Host Scott Lewis sat down with Michael Zucchet for an interview this week. Zucchet is the leader of the largest union of San Diego employees, the Municipal Employees Association, as well as a Port commissioner.
Zucchet is in the middle of the big dilemma the city is facing about how to make good with city workers on pensions. A landmark pension reform was put on the ballot illegally, the state Supreme Court determined, and now that the courts declined to invalidate the measure in question — Proposition B — city employees must be compensated for lost benefits.
On that, Zucchet said: “No case exists in the history of the state of California where a ballot initiative has been ruled to be illegally placed on the ballot to be, have violated state law that stays on the books. So if invalidation is inevitable, it’s going to be cheaper for the city to get on board and help with that process. And I do believe that’s exactly what’s going to happen.”

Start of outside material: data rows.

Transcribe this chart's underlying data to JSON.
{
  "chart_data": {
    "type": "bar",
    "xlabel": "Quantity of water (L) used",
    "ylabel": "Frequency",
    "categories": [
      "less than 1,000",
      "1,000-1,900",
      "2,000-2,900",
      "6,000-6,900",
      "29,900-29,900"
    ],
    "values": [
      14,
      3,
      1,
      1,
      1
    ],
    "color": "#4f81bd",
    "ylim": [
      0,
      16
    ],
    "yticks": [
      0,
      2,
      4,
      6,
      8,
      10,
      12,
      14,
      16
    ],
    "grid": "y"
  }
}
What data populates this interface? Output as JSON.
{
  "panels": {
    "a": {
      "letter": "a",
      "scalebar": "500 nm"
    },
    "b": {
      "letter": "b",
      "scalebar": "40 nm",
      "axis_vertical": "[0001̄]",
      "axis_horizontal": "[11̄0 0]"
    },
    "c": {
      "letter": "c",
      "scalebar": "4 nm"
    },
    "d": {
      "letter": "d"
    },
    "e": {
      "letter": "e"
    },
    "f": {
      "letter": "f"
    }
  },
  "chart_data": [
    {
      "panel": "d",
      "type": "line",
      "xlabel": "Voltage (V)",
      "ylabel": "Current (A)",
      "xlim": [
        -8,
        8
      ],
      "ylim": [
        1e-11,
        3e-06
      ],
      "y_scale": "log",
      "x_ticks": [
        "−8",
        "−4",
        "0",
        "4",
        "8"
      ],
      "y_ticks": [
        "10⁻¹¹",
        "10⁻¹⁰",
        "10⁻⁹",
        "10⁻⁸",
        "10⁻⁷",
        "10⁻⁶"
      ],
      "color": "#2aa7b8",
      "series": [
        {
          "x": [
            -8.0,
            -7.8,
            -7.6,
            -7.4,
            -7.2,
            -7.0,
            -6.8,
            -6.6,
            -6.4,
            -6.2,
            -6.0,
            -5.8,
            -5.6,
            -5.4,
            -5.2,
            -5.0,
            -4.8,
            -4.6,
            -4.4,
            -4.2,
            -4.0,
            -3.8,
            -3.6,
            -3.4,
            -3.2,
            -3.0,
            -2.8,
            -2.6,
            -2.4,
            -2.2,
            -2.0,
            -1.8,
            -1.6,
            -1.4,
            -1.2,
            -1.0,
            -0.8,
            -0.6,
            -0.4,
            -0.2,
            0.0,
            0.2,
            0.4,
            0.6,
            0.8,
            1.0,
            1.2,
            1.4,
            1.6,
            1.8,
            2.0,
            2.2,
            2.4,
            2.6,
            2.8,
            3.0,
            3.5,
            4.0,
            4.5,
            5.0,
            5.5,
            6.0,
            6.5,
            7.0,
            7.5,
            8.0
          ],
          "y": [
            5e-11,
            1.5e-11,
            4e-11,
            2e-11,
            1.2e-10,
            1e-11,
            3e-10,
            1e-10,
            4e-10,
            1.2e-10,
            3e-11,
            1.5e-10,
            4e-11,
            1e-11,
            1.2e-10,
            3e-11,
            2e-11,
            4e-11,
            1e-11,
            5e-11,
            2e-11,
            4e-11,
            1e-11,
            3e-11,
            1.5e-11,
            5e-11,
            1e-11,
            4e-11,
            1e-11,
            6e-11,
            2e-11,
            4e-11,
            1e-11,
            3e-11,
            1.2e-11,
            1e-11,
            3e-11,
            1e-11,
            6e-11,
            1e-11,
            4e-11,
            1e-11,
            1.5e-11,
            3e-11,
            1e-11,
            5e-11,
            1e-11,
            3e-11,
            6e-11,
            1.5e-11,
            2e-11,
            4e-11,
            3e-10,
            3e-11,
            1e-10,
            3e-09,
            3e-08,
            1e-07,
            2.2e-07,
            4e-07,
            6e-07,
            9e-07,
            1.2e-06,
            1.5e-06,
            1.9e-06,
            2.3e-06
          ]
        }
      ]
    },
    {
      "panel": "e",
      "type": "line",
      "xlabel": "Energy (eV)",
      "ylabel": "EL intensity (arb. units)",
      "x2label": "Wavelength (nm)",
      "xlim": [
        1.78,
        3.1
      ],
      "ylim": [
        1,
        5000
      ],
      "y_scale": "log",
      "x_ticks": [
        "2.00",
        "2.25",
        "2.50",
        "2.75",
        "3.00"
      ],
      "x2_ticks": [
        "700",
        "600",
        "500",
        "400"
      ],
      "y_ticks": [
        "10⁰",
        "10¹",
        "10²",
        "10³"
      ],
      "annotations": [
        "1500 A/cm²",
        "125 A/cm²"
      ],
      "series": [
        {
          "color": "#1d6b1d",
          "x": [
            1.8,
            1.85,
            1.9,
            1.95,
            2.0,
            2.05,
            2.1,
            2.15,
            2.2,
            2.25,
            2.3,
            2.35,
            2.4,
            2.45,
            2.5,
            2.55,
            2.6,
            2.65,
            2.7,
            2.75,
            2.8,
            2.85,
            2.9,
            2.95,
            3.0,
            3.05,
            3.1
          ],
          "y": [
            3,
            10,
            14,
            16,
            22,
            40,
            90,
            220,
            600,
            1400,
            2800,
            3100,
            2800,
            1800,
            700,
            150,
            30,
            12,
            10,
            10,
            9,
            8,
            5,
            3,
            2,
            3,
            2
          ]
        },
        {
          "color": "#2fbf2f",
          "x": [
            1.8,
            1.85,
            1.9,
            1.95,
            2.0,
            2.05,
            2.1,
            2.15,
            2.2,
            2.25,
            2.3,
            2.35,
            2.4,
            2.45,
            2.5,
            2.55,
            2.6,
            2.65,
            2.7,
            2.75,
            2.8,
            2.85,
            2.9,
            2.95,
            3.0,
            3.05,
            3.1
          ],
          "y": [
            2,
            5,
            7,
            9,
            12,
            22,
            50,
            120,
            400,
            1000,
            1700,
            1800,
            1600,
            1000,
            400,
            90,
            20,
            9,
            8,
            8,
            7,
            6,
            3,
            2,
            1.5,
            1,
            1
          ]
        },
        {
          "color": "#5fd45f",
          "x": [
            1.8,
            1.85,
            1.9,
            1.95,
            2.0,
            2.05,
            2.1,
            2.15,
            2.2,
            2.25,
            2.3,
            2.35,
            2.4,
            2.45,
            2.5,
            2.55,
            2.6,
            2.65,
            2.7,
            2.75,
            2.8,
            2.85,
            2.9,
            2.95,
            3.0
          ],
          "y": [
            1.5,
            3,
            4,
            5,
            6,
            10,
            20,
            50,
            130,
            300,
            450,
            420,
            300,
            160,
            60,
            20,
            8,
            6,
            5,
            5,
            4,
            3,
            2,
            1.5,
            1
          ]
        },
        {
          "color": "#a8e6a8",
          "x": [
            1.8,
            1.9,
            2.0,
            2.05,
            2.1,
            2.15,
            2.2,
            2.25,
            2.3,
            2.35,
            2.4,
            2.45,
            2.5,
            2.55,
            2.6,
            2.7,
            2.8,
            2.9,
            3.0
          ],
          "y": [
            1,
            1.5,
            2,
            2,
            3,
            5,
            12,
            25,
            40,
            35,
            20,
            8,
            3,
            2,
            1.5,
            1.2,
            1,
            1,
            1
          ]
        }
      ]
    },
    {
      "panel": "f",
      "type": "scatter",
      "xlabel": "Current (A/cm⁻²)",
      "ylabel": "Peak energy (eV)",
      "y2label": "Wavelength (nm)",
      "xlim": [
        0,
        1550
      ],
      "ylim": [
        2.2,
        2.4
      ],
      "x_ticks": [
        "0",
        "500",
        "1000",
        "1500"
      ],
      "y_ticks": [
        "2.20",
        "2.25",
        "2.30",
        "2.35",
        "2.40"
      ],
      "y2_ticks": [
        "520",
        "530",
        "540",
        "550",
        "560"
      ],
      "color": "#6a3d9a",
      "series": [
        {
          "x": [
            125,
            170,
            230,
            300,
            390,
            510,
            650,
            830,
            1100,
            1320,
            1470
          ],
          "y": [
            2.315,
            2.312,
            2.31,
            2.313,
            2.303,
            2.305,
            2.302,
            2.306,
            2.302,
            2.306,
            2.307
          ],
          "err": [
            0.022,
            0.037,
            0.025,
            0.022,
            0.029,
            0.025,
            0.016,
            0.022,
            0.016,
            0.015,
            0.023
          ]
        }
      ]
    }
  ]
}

The interview with Zucchet starts at 23:30 in the podcast.
Street Lights and Dem Clubs
Also on the show this week, Voice associate editor Jesse Marx joined Lewis, Andrew Keatts and Sara Libby to talk about two stories he worked on this week. One shed light on the ways in which police are accessing footage captured by “smart” streetlights, though the technology was sold as a tool to help mitigate traffic.
On Monday, Mayor Kevin Faulconer finally scored a Convention Center win. The San Diego City Council voted to move a proposed increase to the hotel-room tax to the March 2020 ballot. That tax would fund the Convention Center expansion, road repairs and homeless services.
This, theoretically, bolsters the measure’s chances since it won’t be competing with several other tax measures. The crew talks about the vote at 14:20.